After evaluating the needs of India’s top exporters, Chinese imports – while putting intense pressure on uncompetitive Indian companies that burden the rest of the economy – work well with the leading Indian firms that are driving "Make in India."
How can Hong Kong bridge ties between these two economic giants?
India is among Hong Kong and China's major trading partners. This relationship is long-established, dating back to the times of the British East India Company. Trade and investment volumes are steadily growing, with Hong Kong as the facilitator. A point to note here is that not only is trade progressively increasing, it is also progressively diversifying. Several major Indian corporations have established offices in Hong Kong, cementing its role as the gateway to China. Many Indian entrepreneurs in Hong Kong have established joint ventures with mainland Chinese partners.
China has become the world’s third-largest investor economy, with about 60 per cent directed to, or channeled through, Hong Kong. Hong Kong already plays an important role facilitating investment in India, particularly on the part of non-resident Indians. The economic powerhouses of the next century – China and India – have great scope for increasing investment and other business relations. Hong Kong is best placed to play a full part in this process.
Banks in Hong Kong have created special trade development desks to take care of India-related trade in particular. Hong Kong – by virtue of its developed financial markets, the presence of the world's top banks, and its competitive environment, as well as being in a closer time zone to India is uniquely positioned to handle this business.
Hong Kong is a unique place in many ways to manage global business, and the ideal gateway to reach the growing mainland market. Hong Kong advocates and practices free trade: a free and liberal investment regime, freedom of capital movement, well-established rule of law, transparent regulations, and low and predictable taxation. Its vibrant culture is a magnet for international business.

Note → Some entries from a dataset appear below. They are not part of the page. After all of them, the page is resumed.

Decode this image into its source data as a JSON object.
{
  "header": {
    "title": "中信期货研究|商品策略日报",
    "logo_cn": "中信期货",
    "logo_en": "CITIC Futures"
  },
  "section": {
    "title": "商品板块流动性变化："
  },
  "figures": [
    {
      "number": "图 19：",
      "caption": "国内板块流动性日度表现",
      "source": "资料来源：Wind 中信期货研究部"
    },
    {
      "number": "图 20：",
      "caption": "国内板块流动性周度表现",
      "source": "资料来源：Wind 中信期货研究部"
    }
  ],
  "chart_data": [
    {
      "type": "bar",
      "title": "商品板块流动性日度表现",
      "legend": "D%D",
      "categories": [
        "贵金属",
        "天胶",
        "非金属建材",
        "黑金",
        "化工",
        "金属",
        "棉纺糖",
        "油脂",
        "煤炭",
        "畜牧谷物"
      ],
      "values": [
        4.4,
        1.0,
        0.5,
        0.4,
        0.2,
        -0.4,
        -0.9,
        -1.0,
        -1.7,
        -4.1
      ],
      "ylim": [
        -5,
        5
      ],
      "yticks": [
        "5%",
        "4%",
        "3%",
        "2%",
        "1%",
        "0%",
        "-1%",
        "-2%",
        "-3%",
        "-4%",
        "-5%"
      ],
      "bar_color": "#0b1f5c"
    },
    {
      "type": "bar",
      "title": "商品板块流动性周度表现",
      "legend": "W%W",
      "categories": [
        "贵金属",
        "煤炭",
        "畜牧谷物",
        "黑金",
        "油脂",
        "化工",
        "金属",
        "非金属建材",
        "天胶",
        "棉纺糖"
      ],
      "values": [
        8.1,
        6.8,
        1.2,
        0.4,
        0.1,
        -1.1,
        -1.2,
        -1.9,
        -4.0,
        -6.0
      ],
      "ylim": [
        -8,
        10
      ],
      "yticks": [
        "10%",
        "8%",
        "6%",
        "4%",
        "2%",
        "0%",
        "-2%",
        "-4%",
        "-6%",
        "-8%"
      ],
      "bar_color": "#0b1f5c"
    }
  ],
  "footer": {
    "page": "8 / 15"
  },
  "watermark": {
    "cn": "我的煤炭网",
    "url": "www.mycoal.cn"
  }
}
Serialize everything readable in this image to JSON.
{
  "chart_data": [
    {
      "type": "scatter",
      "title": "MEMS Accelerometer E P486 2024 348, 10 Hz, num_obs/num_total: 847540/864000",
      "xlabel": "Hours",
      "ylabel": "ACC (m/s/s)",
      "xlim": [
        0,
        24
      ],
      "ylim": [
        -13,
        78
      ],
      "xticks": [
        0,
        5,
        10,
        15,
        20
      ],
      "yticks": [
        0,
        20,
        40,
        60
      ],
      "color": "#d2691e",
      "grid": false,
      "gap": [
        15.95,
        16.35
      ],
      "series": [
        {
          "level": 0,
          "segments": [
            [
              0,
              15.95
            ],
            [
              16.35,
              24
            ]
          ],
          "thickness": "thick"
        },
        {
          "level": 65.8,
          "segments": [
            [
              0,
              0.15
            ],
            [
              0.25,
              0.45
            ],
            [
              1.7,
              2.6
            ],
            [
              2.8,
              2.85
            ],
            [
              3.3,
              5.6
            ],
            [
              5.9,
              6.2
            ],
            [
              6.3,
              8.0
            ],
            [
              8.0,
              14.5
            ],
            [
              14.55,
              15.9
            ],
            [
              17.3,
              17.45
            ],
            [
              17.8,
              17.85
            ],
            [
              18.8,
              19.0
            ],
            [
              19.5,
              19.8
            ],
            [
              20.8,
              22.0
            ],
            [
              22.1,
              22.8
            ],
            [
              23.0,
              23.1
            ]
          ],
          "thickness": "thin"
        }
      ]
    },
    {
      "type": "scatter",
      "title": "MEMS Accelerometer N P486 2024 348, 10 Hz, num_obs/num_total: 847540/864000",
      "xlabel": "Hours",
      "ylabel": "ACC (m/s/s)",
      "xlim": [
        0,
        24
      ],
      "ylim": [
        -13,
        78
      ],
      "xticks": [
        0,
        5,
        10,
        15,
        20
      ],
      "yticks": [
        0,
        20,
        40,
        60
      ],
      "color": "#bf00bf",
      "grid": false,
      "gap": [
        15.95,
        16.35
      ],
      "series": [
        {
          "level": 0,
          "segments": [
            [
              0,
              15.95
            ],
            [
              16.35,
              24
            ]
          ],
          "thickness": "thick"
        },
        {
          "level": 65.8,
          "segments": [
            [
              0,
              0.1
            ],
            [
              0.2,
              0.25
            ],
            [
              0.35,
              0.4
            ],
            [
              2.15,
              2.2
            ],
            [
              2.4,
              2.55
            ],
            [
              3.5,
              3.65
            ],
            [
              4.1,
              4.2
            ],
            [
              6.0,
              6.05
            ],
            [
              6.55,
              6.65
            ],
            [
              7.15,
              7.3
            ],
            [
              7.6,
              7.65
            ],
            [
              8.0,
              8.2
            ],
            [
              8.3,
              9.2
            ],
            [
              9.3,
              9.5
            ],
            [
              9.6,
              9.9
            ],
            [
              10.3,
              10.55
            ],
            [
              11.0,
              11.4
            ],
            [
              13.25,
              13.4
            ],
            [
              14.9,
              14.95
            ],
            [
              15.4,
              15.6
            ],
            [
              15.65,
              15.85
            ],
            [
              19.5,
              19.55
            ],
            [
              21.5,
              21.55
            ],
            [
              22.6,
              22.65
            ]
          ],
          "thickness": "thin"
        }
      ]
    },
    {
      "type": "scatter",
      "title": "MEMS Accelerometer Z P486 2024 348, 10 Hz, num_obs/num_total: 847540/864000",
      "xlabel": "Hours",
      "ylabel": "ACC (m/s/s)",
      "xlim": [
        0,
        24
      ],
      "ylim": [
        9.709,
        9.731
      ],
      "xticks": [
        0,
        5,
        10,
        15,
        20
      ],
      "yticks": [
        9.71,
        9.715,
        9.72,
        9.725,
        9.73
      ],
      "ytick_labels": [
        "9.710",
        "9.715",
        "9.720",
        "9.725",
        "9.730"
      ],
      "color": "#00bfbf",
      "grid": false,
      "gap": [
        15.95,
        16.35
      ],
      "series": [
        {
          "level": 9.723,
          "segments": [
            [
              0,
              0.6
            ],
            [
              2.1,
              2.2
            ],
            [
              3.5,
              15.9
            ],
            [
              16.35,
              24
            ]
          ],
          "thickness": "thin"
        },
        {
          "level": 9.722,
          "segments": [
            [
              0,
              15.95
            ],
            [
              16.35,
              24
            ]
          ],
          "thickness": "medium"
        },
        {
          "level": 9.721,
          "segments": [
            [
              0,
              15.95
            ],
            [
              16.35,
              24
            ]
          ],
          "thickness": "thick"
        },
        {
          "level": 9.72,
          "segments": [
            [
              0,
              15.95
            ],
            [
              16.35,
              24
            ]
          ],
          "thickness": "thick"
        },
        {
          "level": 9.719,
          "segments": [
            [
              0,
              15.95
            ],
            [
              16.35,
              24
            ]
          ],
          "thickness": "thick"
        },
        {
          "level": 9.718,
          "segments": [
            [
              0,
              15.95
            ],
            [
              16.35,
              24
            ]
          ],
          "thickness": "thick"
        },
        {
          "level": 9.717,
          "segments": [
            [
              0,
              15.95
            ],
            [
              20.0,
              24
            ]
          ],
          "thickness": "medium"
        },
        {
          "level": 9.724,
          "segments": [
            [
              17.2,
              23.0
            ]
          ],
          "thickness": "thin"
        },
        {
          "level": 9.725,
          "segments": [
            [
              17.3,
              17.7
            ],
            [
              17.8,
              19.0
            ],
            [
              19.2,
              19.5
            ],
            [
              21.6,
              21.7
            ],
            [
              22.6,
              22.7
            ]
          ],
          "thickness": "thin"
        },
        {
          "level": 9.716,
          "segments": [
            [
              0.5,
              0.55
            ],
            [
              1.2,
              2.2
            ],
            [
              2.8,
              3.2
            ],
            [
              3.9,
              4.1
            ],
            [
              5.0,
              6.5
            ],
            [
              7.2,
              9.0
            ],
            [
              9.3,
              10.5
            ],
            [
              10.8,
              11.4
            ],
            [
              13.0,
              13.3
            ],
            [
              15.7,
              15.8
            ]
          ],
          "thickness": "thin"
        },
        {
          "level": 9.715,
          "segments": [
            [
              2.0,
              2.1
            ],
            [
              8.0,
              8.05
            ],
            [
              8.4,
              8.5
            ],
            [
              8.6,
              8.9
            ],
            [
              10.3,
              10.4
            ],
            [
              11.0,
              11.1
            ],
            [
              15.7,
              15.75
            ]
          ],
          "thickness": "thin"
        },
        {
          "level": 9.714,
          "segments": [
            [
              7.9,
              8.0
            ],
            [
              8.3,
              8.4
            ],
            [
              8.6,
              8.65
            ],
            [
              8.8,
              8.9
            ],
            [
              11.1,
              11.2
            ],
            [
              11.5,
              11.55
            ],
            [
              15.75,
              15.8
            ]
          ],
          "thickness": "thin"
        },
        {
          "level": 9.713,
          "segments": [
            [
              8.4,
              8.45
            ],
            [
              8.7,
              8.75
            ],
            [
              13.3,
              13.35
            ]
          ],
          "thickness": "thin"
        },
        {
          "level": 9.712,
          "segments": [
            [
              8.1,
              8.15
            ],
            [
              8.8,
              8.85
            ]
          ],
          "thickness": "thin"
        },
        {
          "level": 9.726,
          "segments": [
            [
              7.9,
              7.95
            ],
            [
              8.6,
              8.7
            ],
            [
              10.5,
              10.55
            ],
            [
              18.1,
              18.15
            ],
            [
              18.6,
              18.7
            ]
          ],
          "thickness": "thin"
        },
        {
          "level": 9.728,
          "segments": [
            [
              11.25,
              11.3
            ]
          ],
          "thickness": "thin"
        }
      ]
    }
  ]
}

India is presently witnessing a revolution of entrepreneurship, creativity and innovation. This has made our manufacturing sector modern and globally competitive and our services sector a powerful instrument of modernisation. These trends are also turning India into a global hub for innovation, design and development, and manufacturing. Hong Kong is a well-established global hub for advanced finance, trade and logistics support. By harnessing our competitive advantage to mutual benefit, the Hong Kong-India relationship offers immense opportunities for collaboration.